Every day, we battle against the unmoving traffic on our way to work. Often, the city’s biggest arteries are the most congested and we resign ourselves to wasting precious minutes and hours and breathing in the exhaust fumes from the vehicles around us. Perhaps, watching others with similar defeat clearly written in their slouched postures provides some solace. Unfortunately, there seems to be no solution to this unrelenting mass of tangled automobiles, fighting their way through sly bottlenecks.
How do we tackle this alarming problem with its myriad of frightening consequences, ranging from premature damage to the vehicles, to increased carbon emissions? The answer is, as Mr. Shiv Surya and Dr. Venkatesh Babu from the Indian Institute of Science (IISc), Bengaluru suggest, to first identify the small areas that are the prime spots for congestion and analyze the traffic at these points. Once done, we could look at appropriate solutions – either building alternate routes (more infrastructure) or making an adjustment in the traffic signal timings.
In order to take this first step, the researchers have developed ‘TraCount’, an automated system that analyses the images of a congested area using the surveillance cameras installed in this area, and provides an accurate count of the number of vehicles contributing to the traffic. For a human being, it is quite easy to identify a car partially hidden behind a tree or another car. For a computer, however, this can lead to often-confused predictions. Moreover, it is harder to detect vehicles present farthest from the camera due to significant occlusion and the small size of vehicles.
TraCount addresses these problems with the help of convolutional neural networks (CNNs), a class of artificial neural networks (ANNs) that are modelled after the human brain. ANNs classify data by being ‘trained’ to learn the relationship between a set of inputs and their labels. CNNs are more suitable computationally for processing images. They consist of layers of learnable filters that are activated by certain visual features/ concepts in an image. For instance, a filter used to detect a visual feature such as an edge of a vertical surface would recognize edges of a table including its legs.
The TraCount model consists of repeating blocks of a convolutional layer with a non-linearity layer and pooling layer. Convolutional layer consists of ‘learnable’ filters that are activated when they recognize some type of visual feature such as an edge of a surface or a blotch of a color in the first layers. The deeper convolution layers produce a strong activation or “fires” for higher visual concepts like wheel of a vehicle etc.. Pooling aggregates the strongest responses and reduces the volume of data, thus reducing the computational load.
TraCount comprises of two shallow fully convolutional (FC) sub-networks fused with a deep monolithic FC network. “A monolithic CNN is a CNN with each filter operating on the feature maps of all filters on a previous layer. A feature map is the output of one filter applied to the input from the previous layer”, explains Mr. Surya. Fully convolutional layers differ from the usual CNNs in that they have no fully connected layers at the end. Fully convolutional networks are suitable when we want to predict an image like output (in our case a density map of how vehicles are distributed in an image) rather than merely predict the count of vehicles.

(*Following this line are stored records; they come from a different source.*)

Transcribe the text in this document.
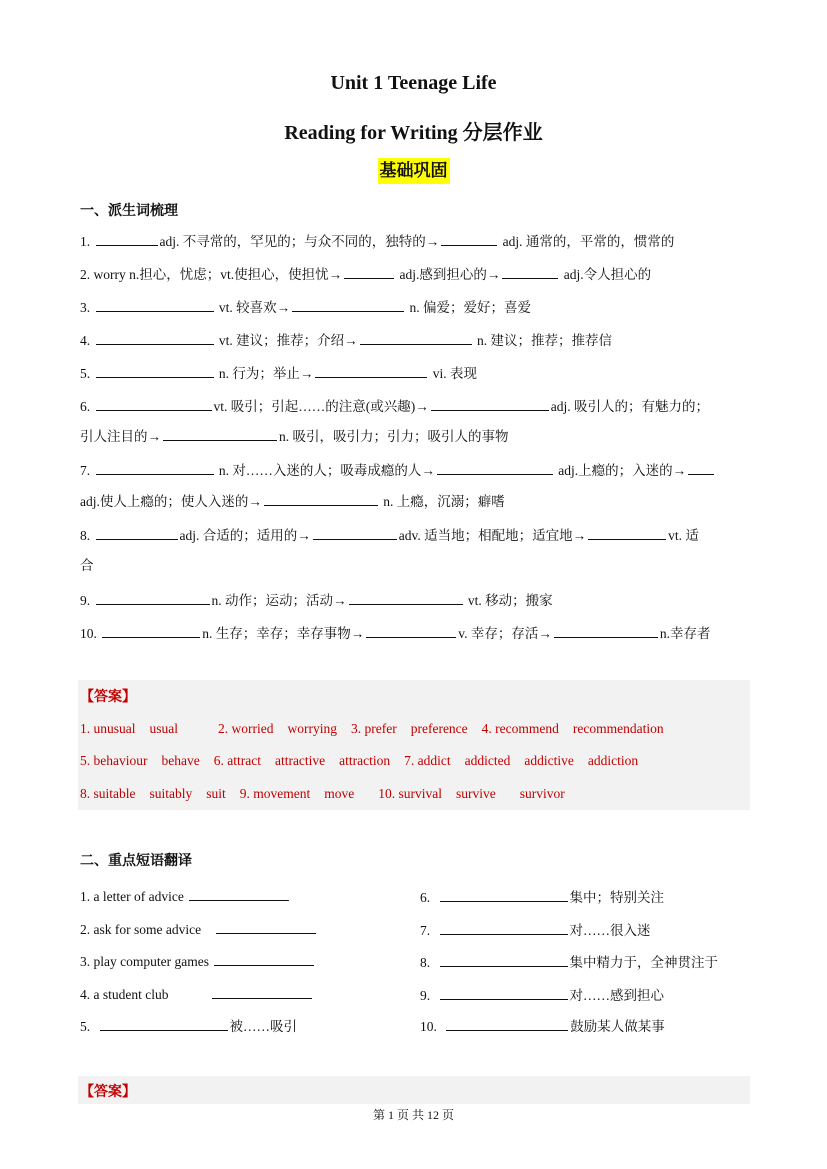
Unit 1 Teenage Life
Reading for Writing 分层作业
基础巩固
一、派生词梳理
1.	adj. 不寻常的，罕见的；与众不同的，独特的→	adj. 通常的，平常的，惯常的
2. worry n.担心，忧虑；vt.使担心，使担忧→	adj.感到担心的→	adj.令人担心的
3.	vt. 较喜欢→	n. 偏爱；爱好；喜爱
4.	vt. 建议；推荐；介绍→	n. 建议；推荐；推荐信
5.	n. 行为；举止→	vi. 表现
6.	vt. 吸引；引起……的注意(或兴趣)→	adj. 吸引人的；有魅力的；
引人注目的→	n. 吸引，吸引力；引力；吸引人的事物
7.	n. 对……入迷的人；吸毒成瘾的人→	adj.上瘾的；入迷的→
adj.使人上瘾的；使人入迷的→	n. 上瘾，沉溺；癖嗜
8.	adj. 合适的；适用的→	adv. 适当地；相配地；适宜地→	vt. 适
合
9.	n. 动作；运动；活动→	vt. 移动；搬家
10.	n. 生存；幸存；幸存事物→	v. 幸存；存活→	n.幸存者
【答案】
1. unusual usual	2. worried worrying 3. prefer preference 4. recommend recommendation
5. behaviour behave 6. attract attractive attraction 7. addict addicted addictive addiction
8. suitable suitably suit 9. movement move 10. survival survive survivor
二、重点短语翻译
1. a letter of advice
2. ask for some advice
3. play computer games
4. a student club
5.	被……吸引
6.	集中；特别关注
7.	对……很入迷
8.	集中精力于，全神贯注于
9.	对……感到担心
10.	鼓励某人做某事
【答案】
第 1 页 共 12 页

For better detection of vehicles present in various scales and shapes and occlusion due to distance, different receptive fields are required to handle large variations in scale. "The size of the filter is one of the factors that determines its receptive field, which is the region of the image that the filter operates on its input”, says Mr. Surya. To augment the ability of the monolithic FC network to handle various sizes of vehicles, two smaller FC ‘sub’-networks with varied receptive fields are used. For better prediction accuracy, the predictions of the sub-networks are combined with that of the deeper monolithic network.
The team tested TraCount on the TRANCOS dataset, which consists of 1244 images of vehicular traffic. The Mean Absolute Error metric was used to evaluate the performance of the system. TraCount’s novel architecture reduced the error in classification by more than 4% compared to the baseline architecture and was still an improvement over using a single deep monolithic FC network.
On future work to improve TraCount, Mr. Surya mentions the use of attention modules. Attention modules help the CNN focus on the relevant parts of an image. “Attention can help a network to look at a region in the image and its context and disambiguate background that is misleading. This disambiguation can potentially arise from having networks that give feedback and use attention to increase or decrease context”, he says.
With TraCount paving the way for better handling of traffic in metropolitan areas, we can now look forward to a less time consuming commute to work and breathe easy quite literally.